The essential distinction (relied upon by respondents) be*457tween the existing and substantially similar noncompetitive position and the exempt position which is at issue does not appear in the DCCAP job announcement or in the DCCAP title standard, but instead, arises under the contract between the city and the respondents. However, that contract cannot be utilized to undermine the uniform classification structure mandated by the State Constitution, the Civil Service Law and rules and regulations and the Chief Administrative Judge.

Finally, it appears that respondents promulgated the new title without a hearing or opportunity for input by the affected employees as required by Judiciary Law § 211 (1) (d).

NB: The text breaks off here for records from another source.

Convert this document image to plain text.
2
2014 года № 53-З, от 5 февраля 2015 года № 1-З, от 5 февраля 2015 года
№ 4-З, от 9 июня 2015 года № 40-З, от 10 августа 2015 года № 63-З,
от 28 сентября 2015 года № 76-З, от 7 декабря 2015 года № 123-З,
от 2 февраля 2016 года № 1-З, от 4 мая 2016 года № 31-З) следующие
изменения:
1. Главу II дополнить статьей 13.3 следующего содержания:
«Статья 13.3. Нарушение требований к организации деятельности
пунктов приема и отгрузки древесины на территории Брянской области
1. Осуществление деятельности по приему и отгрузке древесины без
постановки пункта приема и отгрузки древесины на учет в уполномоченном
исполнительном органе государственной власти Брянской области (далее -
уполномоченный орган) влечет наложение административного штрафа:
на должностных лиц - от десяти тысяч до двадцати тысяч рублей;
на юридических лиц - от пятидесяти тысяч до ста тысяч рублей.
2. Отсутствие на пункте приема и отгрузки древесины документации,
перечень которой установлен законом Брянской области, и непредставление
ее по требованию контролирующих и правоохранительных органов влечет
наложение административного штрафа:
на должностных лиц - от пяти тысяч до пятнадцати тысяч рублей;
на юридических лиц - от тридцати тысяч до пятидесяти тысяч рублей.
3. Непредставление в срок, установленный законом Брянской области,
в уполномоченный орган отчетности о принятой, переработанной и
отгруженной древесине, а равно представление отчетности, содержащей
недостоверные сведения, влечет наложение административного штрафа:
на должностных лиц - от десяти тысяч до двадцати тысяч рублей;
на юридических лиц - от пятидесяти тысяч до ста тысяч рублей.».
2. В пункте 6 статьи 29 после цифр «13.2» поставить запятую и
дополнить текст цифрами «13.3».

Accordingly, based on all of the facts and circumstances before the court, the application is granted to the extent of declaring that the appropriate jurisdictional classification of the DCCAP title is "noncompetitive”, and of setting aside the challenged jurisdictional classification (exempt/confidential) of the DCCAP title, and remanding this matter to respondents for an appropriate revision of the title standard, in accordance with this decision.

. A potentially significant distinction between the "exempt” or "confidential” designations and all others is that employees designated exempt and/or confidential serve at the pleasure of the appointing authority and are ordinarily subject to termination at any time without a hearing. (22 NYCRR 25.29.) Other employees generally may be removed if disciplined only for incompetency or misconduct and after an administrative hearing. (22 NYCRR 25.29 [a].)

. None of the appendices annexed to the contract have been submitted to the court.